PTSD can strike at any time. On the battlefield or on the base, while working overseas or while relaxing at home, you can suffer the symptoms of post-traumatic stress disorder.
Thankfully PTSD is manageable. You can receive treatment and workers compensation under the Defense Base Act. Here is a quick guide to recognizing the signs of PTSD and making the first steps toward receiving a claim.
Know the Symptoms
PTSD is a mental health problem that develops after exposure to a traumatic event. PTSD symptoms generally surface soon after the event, but they may take months or years to surface in full, and they may come and go. Symptoms fall into four categories.
You find that memories of the traumatic events recur, inducing fear, horror, and dread. You may have nightmares about the event, or you may feel you are reliving the event somehow.
Avoiding Similar Situations
You avoid situations that are in some way similar to the event, such as media depictions of it. You may avoid crowds, or you may avoid the location where the traumatic event occurred.
You feel significantly worse after the event. Your positive feelings toward the ones you love lessen, and you may distance yourself from them. You may lose trust in the world around you, or your self-esteem may diminish.
You become jittery, on the lookout for danger, or irritable. You may find it hard to concentrate or sleep, and sudden noises or sensations may startle you.
After any traumatic event, whether you are physically injured or not, seek medical attention. If you or someone you know suffers from symptoms of PTSD for more than one month, see an on-base medic.
Understand Your Rights While Working Overseas
Regardless of your veteran status, the exact nature of your injuries, or the amount of medical attention you seek, you have rights to compensation. The Defense Base Act protects civilians who work overseas and are injured, including from PTSD.
Your traumatic event does not have to be in a combat setting. The DBA protects you from injuries in non-combat incidents, including car accidents and sexual assaults.
Under the DBA, you as a civilian have two years to file a claim for PTSD. You can receive treatment, continue working, or go on a medical leave of absence before filing a claim, though you should notify your supervisor immediately after you start having PTSD symptoms.
Before filing a claim, document your injuries, the traumatic event, and other relevant facts. Interview witnesses about the event and your injuries.

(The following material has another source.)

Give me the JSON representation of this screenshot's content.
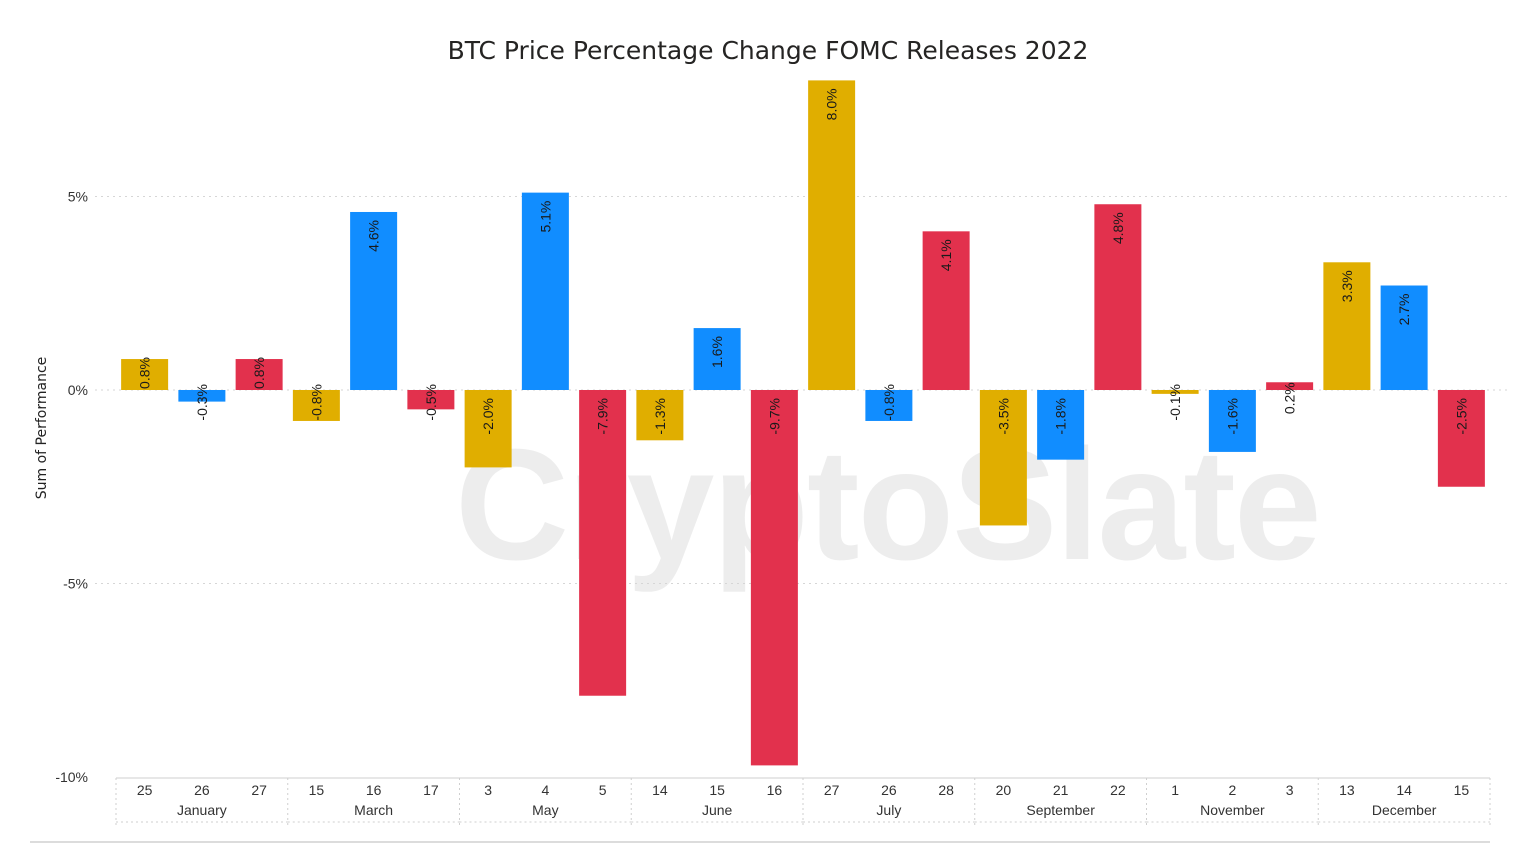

Find a physician who can give you a formal diagnosis of PTSD, and consult an experienced attorney on your next steps.
Protect Yourself and Your Family
Working overseas at a defense base is a great way to serve your country. If you develop PTSD from a traumatic event while overseas, you can serve yourself and the ones you love with a Defense Base Act claim. Learn to recognize the symptoms of PTSD, learn your rights under the DBA, and then find a knowledgeable attorney who can get you the compensation you deserve.